Les pasteurs de la région CAR, en janvier 2026 à Vaulx-en-Velin, réunis autour de la thématique « Et si on prenait soin de nos ministères ? » © NRR
L’accompagnement des pasteurs relève de la responsabilité des président·e·s de conseils régionaux, en lien avec la secrétaire générale. Tous les deux mois, ils et elles se réunissent lors de la « conférence des président·e·s » pour porter collégialement le souci de l’accompagnement des ministres.
Depuis 2021, un dispositif global d’accompagnement est mis en place et permet d’aller plus loin. Il s’agit tout simplement d’enfin reconnaître que chaque pasteur a besoin d’être lui-même accompagné.
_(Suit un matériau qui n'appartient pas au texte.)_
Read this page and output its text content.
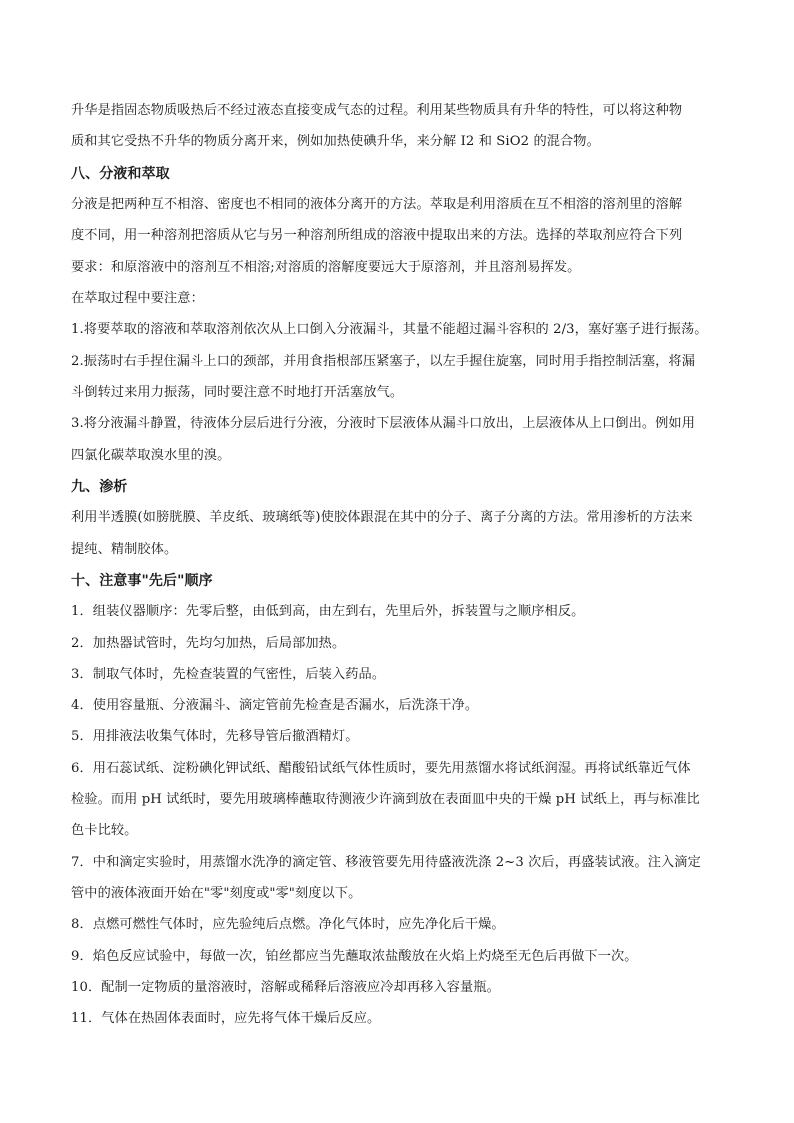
升华是指固态物质吸热后不经过液态直接变成气态的过程。利用某些物质具有升华的特性，可以将这种物
质和其它受热不升华的物质分离开来，例如加热使碘升华，来分解 I2 和 SiO2 的混合物。
八、分液和萃取
分液是把两种互不相溶、密度也不相同的液体分离开的方法。萃取是利用溶质在互不相溶的溶剂里的溶解
度不同，用一种溶剂把溶质从它与另一种溶剂所组成的溶液中提取出来的方法。选择的萃取剂应符合下列
要求：和原溶液中的溶剂互不相溶;对溶质的溶解度要远大于原溶剂，并且溶剂易挥发。
在萃取过程中要注意：
1.将要萃取的溶液和萃取溶剂依次从上口倒入分液漏斗，其量不能超过漏斗容积的 2/3，塞好塞子进行振荡。
2.振荡时右手捏住漏斗上口的颈部，并用食指根部压紧塞子，以左手握住旋塞，同时用手指控制活塞，将漏
斗倒转过来用力振荡，同时要注意不时地打开活塞放气。
3.将分液漏斗静置，待液体分层后进行分液，分液时下层液体从漏斗口放出，上层液体从上口倒出。例如用
四氯化碳萃取溴水里的溴。
九、渗析
利用半透膜(如膀胱膜、羊皮纸、玻璃纸等)使胶体跟混在其中的分子、离子分离的方法。常用渗析的方法来
提纯、精制胶体。
十、注意事"先后"顺序
1．组装仪器顺序：先零后整，由低到高，由左到右，先里后外，拆装置与之顺序相反。
2．加热器试管时，先均匀加热，后局部加热。
3．制取气体时，先检查装置的气密性，后装入药品。
4．使用容量瓶、分液漏斗、滴定管前先检查是否漏水，后洗涤干净。
5．用排液法收集气体时，先移导管后撤酒精灯。
6．用石蕊试纸、淀粉碘化钾试纸、醋酸铅试纸气体性质时，要先用蒸馏水将试纸润湿。再将试纸靠近气体
检验。而用 pH 试纸时，要先用玻璃棒蘸取待测液少许滴到放在表面皿中央的干燥 pH 试纸上，再与标准比
色卡比较。
7．中和滴定实验时，用蒸馏水洗净的滴定管、移液管要先用待盛液洗涤 2~3 次后，再盛装试液。注入滴定
管中的液体液面开始在"零"刻度或"零"刻度以下。
8．点燃可燃性气体时，应先验纯后点燃。净化气体时，应先净化后干燥。
9．焰色反应试验中，每做一次，铂丝都应当先蘸取浓盐酸放在火焰上灼烧至无色后再做下一次。
10．配制一定物质的量溶液时，溶解或稀释后溶液应冷却再移入容量瓶。
11．气体在热固体表面时，应先将气体干燥后反应。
Celui ou celle qui accompagne tout au long de l’année des situations personnelles difficiles doit pouvoir être à son tour écouté et accompagné. L’accompagnement des pasteurs prend la forme d’une supervision, assurée généralement par un autre pasteur, de séances de coaching, ou enfin d’un accompagnement psychologique, lequel implique un nombre de rendez-vous et une fréquence plus importants.
Accompagnement individuel mais aussi collectif
Des équipes de pasteurs demandent parfois une aide extérieure pour améliorer leur manière de travailler ensemble ou alors pour accompagner des changements importants. En septembre 2025, la région Centre-Alpes-Rhône décide d’aller un peu plus loin en ouvrant deux groupes de codéveloppement. Il s’agit d’une forme d’analyse de la pratique : plusieurs pasteurs se retrouvent ensemble en visioconférence pour partager des situations au sujet desquelles ils demandent des conseils et de l’aide à leurs collègues. C’est une vraie évolution. En s’appuyant sur une méthode rigoureuse et la médiation d’un tiers professionnel, il devient possible de dépasser les logiques de jalousie ou de rivalité qui n’épargnent pas les pasteurs.
La déontologie au cœur du ministère
Le métier de pasteur reste encore parfois trop mystérieux, avec des risques d’abus liés à l’autorité spirituelle. C’est pourquoi nous sommes convaincus qu’il est nécessaire d’aller progressivement vers la rédaction d’un code déontologique spécifique. Le travail est à peine commencé, mais en 2025, un pas important a été franchi : l’Institut protestant de théologie, qui forme les pasteurs de notre Église, a mis en place une charte pour prévenir les situations de harcèlement, de discriminations et de violences sexistes et sexuelles. Le réformateur Jean Calvin souhaitait une Église qui se réforme sans cesse. Nous sommes dans la bonne voie.